En effet, les nouvelles aides sont limitées dans le temps, ce qui est également un problème, selon Gerry Wagner. «Les délais sont très longs pour les véhicules électriques du fait des problèmes d’approvisionnement des microprocesseurs. Il faut compter au moins six mois pour une voiture électrique», assure-t-il, alors que certaines aides sont conditionnées à une date d’immatriculation avant la fin de l’année.

Ne pas miser que sur l’électrique

Du côté de l’ACL, on regrette la stratégie du ministère de se focaliser sur l’électrique. «Des constructeurs, comme Porsche, travaillent sur des carburants de synthèse. Il y a également l’hydrogène qui pourrait être une solution. Le gouvernement est concentré uniquement sur l’électrique au détriment d’autres solutions réalistes. En ce qui concerne l’électrique, la question de l’infrastructure m’interpelle», lance , directeur de l'Automobile Club Luxembourg.  Le patron de l’ACL demande également des garanties sur le prix de l’électricité. «L’année dernière, le coût de l’électricité sur une borne Chargy est passé de 0,20 euro à 0,26 euro, soit une augmentation de 30%», souligne Jean-Claude Juchem. 
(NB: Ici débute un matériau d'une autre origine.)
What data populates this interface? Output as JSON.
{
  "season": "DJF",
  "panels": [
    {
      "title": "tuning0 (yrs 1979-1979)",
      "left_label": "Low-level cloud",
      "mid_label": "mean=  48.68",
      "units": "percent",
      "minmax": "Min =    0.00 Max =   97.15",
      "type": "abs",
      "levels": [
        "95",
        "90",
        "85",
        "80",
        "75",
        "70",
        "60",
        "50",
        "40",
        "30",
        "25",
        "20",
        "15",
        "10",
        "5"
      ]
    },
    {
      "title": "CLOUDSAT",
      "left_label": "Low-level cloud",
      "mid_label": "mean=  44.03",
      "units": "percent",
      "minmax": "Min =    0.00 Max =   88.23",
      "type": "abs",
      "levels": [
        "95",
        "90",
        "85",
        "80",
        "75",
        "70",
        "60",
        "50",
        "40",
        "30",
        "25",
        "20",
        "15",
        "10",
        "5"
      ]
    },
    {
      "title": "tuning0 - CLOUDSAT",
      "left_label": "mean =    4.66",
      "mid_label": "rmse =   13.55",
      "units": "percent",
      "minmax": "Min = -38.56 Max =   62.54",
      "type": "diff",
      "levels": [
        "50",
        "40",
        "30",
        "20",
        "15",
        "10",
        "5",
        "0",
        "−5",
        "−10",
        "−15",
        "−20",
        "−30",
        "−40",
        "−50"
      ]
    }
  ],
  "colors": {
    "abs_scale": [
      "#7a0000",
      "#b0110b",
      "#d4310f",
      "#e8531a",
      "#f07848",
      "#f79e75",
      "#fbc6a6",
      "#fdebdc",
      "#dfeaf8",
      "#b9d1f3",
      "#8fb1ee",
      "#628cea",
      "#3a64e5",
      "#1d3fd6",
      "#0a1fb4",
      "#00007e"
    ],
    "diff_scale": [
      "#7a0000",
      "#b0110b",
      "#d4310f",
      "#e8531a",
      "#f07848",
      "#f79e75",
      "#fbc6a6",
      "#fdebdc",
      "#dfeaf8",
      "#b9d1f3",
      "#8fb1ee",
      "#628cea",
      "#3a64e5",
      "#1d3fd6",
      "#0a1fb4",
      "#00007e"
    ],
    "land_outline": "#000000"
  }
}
L’ambition du gouvernement est d’avoir un parc automobile d’ici 2030 avec 49% de voitures électriques. «C’est dans neuf ans, bientôt huit. Actuellement, sur le parking de l’ACL, je dispose de trois bornes de recharge. Si je souhaite en installer une quatrième, je dois investir dans un transformateur et entre 300.000 et 500.000 euros, car le réseau est sous-dimensionné dans notre zone à Bertrange. Le problème est le même à 300 mètres sur le parking de 1.500 places du City Concorde, qui dispose de six bornes, donc 12 points de recharge», pointe Jean-Claude Juchem. Ce dernier fustige le manque d’aides pour les entreprises voulant installer des bornes de recharge. Il pointe également clairement le problème d’infrastructures dans le pays, alors que le gouvernement persiste dans son ambition. «La SNHBM est en train de construire son plus grand projet près de Capellen. Le projet Elmen à Olm, avec 400 maisons unifamiliales et 400 appartements. Il est prévu seulement 20 bornes de recharge. Cela montre bien la problématique du réseau», lance le directeur de l’ACL.

Les décisions se prennent unilatéralement à la place de l’Europe au Kirchberg, sans concertation avec les acteurs, comme l’ACL qui pourtant ne demande qu’à participer à construire l’avenir de la mobilité. 
Jean-Claude Juchem

Jean-Claude Juchemdirecteur Automobile Club Luxembourg

Concernant cet objectif d’arriver à électrifier 49% du parc automobile luxembourgeois d’ici 2030, Jean-Claude Juchem propose un calcul. «Le gouvernement parle d’un objectif ambitieux. D’ici 2030, donc dans huit ans, il faudra remplacer 210.000 véhicules par des véhicules électriques, soit 26.250 nouvelles voitures électriques par an. Pour le moment, le nombre de nouveaux véhicules électriques est de 2.500. À chacun de considérer cela comme étant un objectif ambitieux ou réaliste», souligne Jean-Claude Juchem. 

Pour rappel, avant la pandémie, les nouvelles immatriculations étaient d’un peu plus de 50.000 unités. Dès maintenant, il faudrait donc qu’une voiture nouvellement immatriculée sur deux soit électrique. De plus, les véhicules électrifiés ne représentent que 3 à 4% du parc automobile pour le moment. «Si l’on se limite à l’électrique, l’objectif sera très difficile à atteindre. Au Luxembourg, du fait de sa taille, ce n’est pas la politique qui va décider avec quel type de véhicule l’on va rouler, mais bien l’industrie. Et c’est le marché, donc l’automobiliste, qui va accepter ce qui aura du succès ou non», insiste le directeur de l’ACL, qui compte 190.000 membres. 

Visiblement remonté, Jean-Claude Juchem termine en soulignant que, pour le moment, «les décisions se prennent unilatéralement à la place de l’Europe au Kirchberg, sans concertation avec les acteurs, comme l’ACL qui pourtant ne demande qu’à participer à construire l’avenir de la mobilité».